解説
『ファーゴ』や『レディ・キラーズ』等でお馴染みコーエン兄弟による、コーマック・マッカーシーの小説『血と暴力の国』の実写映画化作品。
主演はトミー・リー・ジョーンズ、ハビエル・バルデム、ジョシュ・ブローリン。
アメリカとメキシコの国境地帯を舞台に、偶然出くわした麻薬取引の現場から大金を持ち逃げしたハンターと、金の奪還を請け負った冷酷な殺し屋、そして老年の保安官の三人による凄惨な追跡劇が描かれる。
第60回カンヌ国際映画祭、第32回トロント国際映画祭などで先行上映された後、2007年11月9日にアメリカの一部の映画館で限定公開された。

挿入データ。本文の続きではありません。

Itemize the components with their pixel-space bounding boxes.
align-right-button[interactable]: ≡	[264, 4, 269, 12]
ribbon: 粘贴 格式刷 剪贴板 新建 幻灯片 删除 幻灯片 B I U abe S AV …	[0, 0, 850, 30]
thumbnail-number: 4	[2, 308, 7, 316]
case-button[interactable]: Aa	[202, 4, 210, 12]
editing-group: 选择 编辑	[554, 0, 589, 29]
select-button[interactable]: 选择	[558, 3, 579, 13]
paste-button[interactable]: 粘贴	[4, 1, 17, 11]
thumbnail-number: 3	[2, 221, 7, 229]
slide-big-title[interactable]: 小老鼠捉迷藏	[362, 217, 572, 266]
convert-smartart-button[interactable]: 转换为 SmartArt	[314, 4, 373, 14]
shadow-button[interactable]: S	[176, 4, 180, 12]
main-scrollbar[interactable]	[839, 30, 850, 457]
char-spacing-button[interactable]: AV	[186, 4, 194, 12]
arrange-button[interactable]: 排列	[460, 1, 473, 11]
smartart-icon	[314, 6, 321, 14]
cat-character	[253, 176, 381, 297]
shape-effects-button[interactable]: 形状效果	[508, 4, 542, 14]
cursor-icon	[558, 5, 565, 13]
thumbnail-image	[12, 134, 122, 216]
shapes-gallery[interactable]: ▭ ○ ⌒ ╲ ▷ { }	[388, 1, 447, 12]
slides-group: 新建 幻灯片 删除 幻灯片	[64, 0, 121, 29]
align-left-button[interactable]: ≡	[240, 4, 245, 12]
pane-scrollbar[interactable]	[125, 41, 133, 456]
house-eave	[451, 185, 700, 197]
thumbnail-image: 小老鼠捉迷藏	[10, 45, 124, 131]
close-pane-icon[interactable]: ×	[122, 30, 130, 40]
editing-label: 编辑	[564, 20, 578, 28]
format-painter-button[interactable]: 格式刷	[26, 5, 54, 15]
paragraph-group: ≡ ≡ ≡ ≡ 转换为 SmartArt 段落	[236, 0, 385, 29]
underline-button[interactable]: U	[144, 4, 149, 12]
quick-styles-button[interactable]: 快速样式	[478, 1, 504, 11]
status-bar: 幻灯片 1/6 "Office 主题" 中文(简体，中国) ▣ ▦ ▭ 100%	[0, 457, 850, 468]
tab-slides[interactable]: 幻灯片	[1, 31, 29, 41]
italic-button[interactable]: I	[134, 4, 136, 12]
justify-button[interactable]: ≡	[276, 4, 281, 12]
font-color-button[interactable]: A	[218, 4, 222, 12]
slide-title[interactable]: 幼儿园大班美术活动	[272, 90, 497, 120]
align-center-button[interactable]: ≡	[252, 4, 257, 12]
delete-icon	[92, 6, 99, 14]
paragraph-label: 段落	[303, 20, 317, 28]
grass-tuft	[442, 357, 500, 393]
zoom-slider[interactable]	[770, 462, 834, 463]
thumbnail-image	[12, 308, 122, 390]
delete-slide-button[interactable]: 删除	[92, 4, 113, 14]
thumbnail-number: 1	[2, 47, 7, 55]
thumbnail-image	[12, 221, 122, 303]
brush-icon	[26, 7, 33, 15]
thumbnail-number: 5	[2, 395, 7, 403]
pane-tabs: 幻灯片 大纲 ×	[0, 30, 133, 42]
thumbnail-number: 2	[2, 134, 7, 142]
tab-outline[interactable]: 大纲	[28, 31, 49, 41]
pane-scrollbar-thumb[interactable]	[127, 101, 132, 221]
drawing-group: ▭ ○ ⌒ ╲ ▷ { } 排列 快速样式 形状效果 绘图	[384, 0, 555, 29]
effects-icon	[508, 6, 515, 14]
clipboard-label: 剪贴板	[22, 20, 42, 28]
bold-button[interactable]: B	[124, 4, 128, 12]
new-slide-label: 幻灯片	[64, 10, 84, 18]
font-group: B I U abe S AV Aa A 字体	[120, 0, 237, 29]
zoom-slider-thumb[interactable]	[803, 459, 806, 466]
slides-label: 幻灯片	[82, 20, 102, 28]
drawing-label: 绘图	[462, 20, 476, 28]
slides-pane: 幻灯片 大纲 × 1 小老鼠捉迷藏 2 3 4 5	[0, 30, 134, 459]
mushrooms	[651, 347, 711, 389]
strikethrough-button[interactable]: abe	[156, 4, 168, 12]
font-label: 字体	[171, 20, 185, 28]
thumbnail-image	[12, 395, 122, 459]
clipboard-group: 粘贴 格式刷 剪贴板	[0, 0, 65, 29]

同年11月21日に全米公開され、大ヒットを記録。
2007年度の第80回アカデミー賞で8部門にノミネートされ、作品賞、監督賞、助演男優賞、脚色賞の計4冠を受賞し、その他の映画賞でも多数受賞した。
日本でも2008年度のキネマ旬報外国語映画ベスト・テン第1位を獲得した。
特に殺し屋アントン・シガーを演じたハビエル・バルデムの狂気じみた冷酷非情な演技ぶりは批評家達からも絶賛され、その圧倒的な暴力描写も話題となった。
あらすじ
舞台は1980年のアメリカ合衆国テキサス州西部。凶悪化する犯罪を憂える保安官エド・トム・ベル(トミー・リー・ジョーンズ)の語りを背景に、脱走した殺し屋アントン・シガー(ハビエル・バルデム)が殺人・強盗を繰り返すシーンから物語は始まる。
ハンティングに出掛けていたベトナム帰還兵ルウェリン・モス(ジョシュ・ブローリン)は偶然にも麻薬取引現場に遭遇する。死体の転がる中を歩くモスは、麻薬を積んだトラックの運転席で息も絶え絶えになっているメキシコ人を発見する。いろいろと質問するモスだが、相手の言う言葉は「アグア」(スペイン語で「水」)のみ。その後、モスは事件現場から少し歩いたところにあった男の死体から札束の詰まったブリーフケースを発見し、自宅に持ち帰る。
その夜、運転席で苦しんでいた男のことが気にかかったモスは水を持って現場に戻るが、不運にも戻って来たギャングたちに発見されてしまう。命からがら脱出したものの現場に置き去りにした車から身元が割れ、モスは金の発見を請け負ったシガーに追われる身となるのだった。